Partager l'actualité Commenter l'actualité Commenter l'actualité

Suivre toute l'actualité immobilière.

Alors que le Sénat vient d'entamer ce mercredi 9 octobre l'examen du projet de loi Alur sur le logement, un rapport de l'Inspection Générale des Finances (IGF) lève peu à peu le voile sur le financement de l'une de ses dispositions les plus emblématiques : la Garantie Universelle des Loyers (GUL).

Destinée à éviter les impayés de loyer, la Garantie Universelle des Loyers telle qu'elle est présentée au sein du projet de loi doit permettre l'instauration d'une agence qui se substituera au locataire lorsque celui-ci se trouvera en bute à d'éventuelles défaillances de paiement. Sujet de bon nombre de critiques, tant de la part des professionnels de l'immobilier que des propriétaires, la GUL ne cesse d'alimenter les débats, notamment en ce qui concerne son mode de financement. En effet, si le gouvernement estime que 700 millions d'euros devraient être suffisants pour mettre sur pieds le dispositif, cette évaluation ne semble toutefois pas faire l'unanimité. « C'est un chiffre manifestement sous-estimé qui repose sur un taux de 2,5% de loyers impayés. Les assureurs, eux, constatent des taux de 4 à 5%. Le coût de cette garantie devrait dépasser 1,5 milliard d'euros », soulignait dans les colonnes du Figaro Gilles Carrez, président UMP de la commission des finances de l'Assemblée nationale.

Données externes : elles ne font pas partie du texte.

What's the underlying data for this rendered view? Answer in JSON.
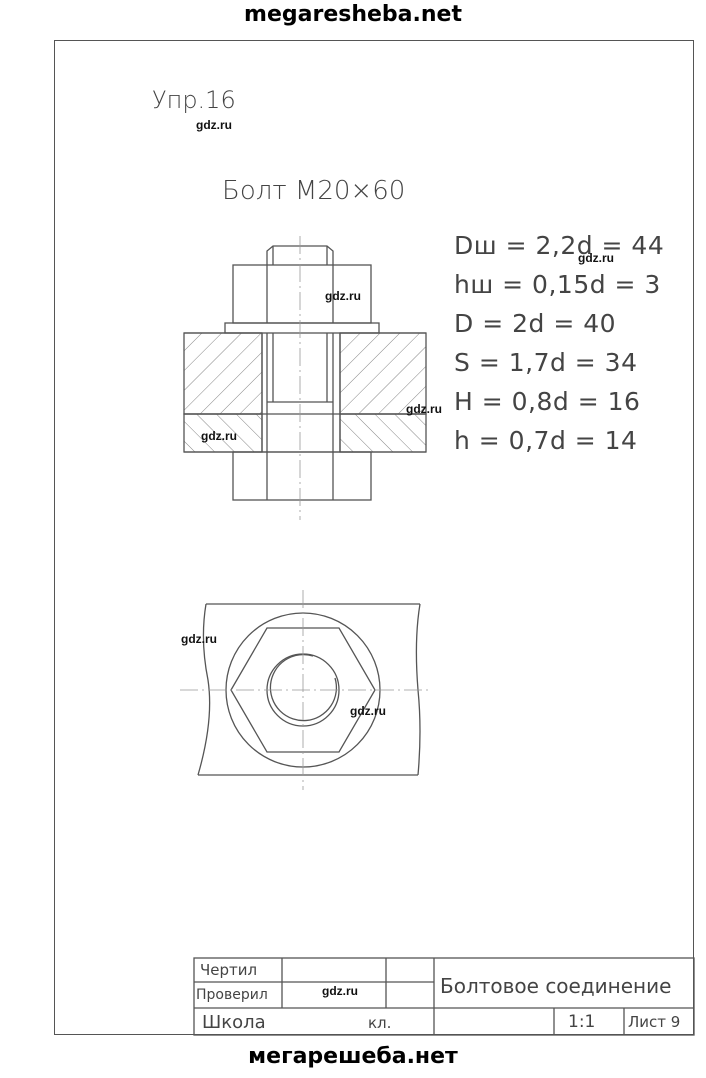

Si Cécile Duflot, la ministre du Logement, a immédiatement qualifiés de « déraisonnable » le chiffre évoqué par Gilles Carrez, celui-ci pourrait pourtant bien être relativement proche de la réalité. Un récent rapport de l'Inspection Générale des Finances entend en effet démêler le vrai du faux. S'il est vrai que la Garantie Universelle des Loyers pourrait selon le rapport ne coûter « que » 736 millions d'euros, un tel montant ne concernerait toutefois qu'un dispositif partiel ne prenant pas en charge les locataires les plus modestes (ceux dont le taux d'effort pour se loger avoisine les 40 ou 50% et qui représentent en 6 et 8% des impayés de loyer). L'Inspection Générale des Finances estime d'ailleurs qu'il serait plus judicieux de ne pas étendre GUL à ces locataires « potentiellement très coûteux pour la garantie ».

En revanche, si l'on considère un dispositif qui engloberait l'ensemble des locataires (dont les plus précaires), le rapport évalue à 140 millions d'euros le coût supplémentaire auquel il conviendrait d'ajouter entre 200 et 340 millions d'euros « si le dispositif n'est pas équilibré et calibré ». Concrètement, l'IGF juge plus que raisonnable de tabler sur un coût de fonctionnement de la GUL s'établissant aux alentours de 1,2 milliards d'euros.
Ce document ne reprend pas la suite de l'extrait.